La etapa que consagra rey de la montaña a Richard Carapaz, que no asciende como Vietto, ligero y rítmico, sino a tirones, rey de la montaña, se transforma. Ya no será un asunto de fugados. Los grandes entran en acción. El orgullo de Vingegaard, que será segundo peleando; la venganza de Pogacar, Dios iracundo de sonrisa dulce que no olvida y, en una exhalación de 200 metros en la cima final de la Couillole, traza de nuevo la línea entre él y el resto del rebaño y mata las esperanzas y devuelve al danés iluso a la razón, a la tierra. “Me habría gustado que llegara la fuga y que ganaran Mas o Carapaz.
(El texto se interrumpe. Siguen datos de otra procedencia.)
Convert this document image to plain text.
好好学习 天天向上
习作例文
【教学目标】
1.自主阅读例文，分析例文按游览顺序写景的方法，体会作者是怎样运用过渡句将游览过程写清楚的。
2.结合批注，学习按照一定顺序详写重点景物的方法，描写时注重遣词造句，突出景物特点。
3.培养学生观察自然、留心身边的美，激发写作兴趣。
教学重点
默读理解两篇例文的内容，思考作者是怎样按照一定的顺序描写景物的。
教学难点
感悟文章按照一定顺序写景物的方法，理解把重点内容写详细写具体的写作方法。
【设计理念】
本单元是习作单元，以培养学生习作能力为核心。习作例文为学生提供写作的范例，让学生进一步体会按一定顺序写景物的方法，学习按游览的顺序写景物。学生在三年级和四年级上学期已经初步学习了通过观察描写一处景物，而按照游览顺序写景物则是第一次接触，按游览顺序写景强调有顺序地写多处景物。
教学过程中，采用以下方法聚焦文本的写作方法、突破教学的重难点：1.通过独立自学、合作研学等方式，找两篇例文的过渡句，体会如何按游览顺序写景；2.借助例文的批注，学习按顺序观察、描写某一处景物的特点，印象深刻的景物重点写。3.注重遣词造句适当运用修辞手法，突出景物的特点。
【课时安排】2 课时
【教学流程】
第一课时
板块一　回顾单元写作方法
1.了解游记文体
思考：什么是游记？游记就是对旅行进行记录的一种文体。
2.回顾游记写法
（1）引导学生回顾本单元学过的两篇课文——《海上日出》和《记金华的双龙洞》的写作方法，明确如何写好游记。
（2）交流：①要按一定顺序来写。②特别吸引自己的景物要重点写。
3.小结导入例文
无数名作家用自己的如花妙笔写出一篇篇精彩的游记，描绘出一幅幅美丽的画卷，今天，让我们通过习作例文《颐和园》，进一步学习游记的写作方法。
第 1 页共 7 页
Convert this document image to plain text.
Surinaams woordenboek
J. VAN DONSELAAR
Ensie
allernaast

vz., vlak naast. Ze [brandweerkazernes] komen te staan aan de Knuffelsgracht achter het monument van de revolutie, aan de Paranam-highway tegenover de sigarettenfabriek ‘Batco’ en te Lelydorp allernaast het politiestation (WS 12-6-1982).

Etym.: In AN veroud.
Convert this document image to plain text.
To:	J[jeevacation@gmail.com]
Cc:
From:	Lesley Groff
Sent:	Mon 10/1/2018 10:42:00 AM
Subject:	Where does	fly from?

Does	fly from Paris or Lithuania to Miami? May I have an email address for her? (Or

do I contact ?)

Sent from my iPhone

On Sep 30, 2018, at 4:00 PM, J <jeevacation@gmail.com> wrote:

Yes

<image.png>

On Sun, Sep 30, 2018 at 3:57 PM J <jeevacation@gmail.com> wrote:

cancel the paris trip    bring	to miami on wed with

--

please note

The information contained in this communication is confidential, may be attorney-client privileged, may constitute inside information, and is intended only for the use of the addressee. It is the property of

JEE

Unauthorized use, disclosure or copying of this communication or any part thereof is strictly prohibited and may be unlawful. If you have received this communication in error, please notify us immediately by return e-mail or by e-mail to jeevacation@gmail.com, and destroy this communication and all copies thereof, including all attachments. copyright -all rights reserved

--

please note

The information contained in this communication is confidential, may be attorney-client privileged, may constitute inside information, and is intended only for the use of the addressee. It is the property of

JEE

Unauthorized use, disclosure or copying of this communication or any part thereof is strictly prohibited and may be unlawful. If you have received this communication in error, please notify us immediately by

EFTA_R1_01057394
Este año apenas han tenido oportunidades los testarudos”, dice el esloveno, que al cruzar la meta no hace una reverencia de soprano de ópera, como otras veces, sino que abre los brazos como queriendo abarcar el universo para abrazarlo, pantocrátor casi, como si gritara ¡soy el más grande! Y levanta la mano derecha mostrando claros los cinco dedos, las cinco victorias de etapa en un Tour que es un monólogo, como lo fue hace dos meses el Giro en el que ganó seis etapas. “Pero cuando atacó Evenepoel en la última subida y luego contraatacó Vingegaard la fuga estaba condenada. Y a un rival directo como Vingegaard no se le puede regalar una victoria de etapa”.
Pogacar es entonces, cuando habla así, no dios, sino un niño pequeño y caprichoso en el patio de su casa que no olvida que su amigo un día se columpió más que él y cuando puede le desplaza y le fastidia el juego. Pogacar ha podido ganar cinco etapas, pero perdió una, en el Lioran, una herida que no podía dejar de cerrar con su revancha cruda en la Couillole, el cuarto y último col de los montes del Var que recorre la etapa, y los ciclistas buscan la sombra y la ladera, la mínima frescura de árboles achicharrados, y se riegan unos a otros la cabeza y la espalda con chorros de los bidones, y los pocos días del año que pasa en su casa de Mónaco vecino, Pogacar se entrena por esas carreteras, que le exaltan. Y cuando Pogacar y Vingegaard alcanzan a Mas y Carapaz, a 2.600 metros de la cima, el ciclismo que llega, el ciclismo que se despide, se juntan de nuevo los cuatro primeros de la etapa de Luz Ardiden de 2021. Pogacar, imperial entonces, pudo con todos, como de nuevo en los montes que dan sombra a la Costa Azul. Los Tours perdidos en 2022 y 2023 siempre duelen. Cuentas ajustadas.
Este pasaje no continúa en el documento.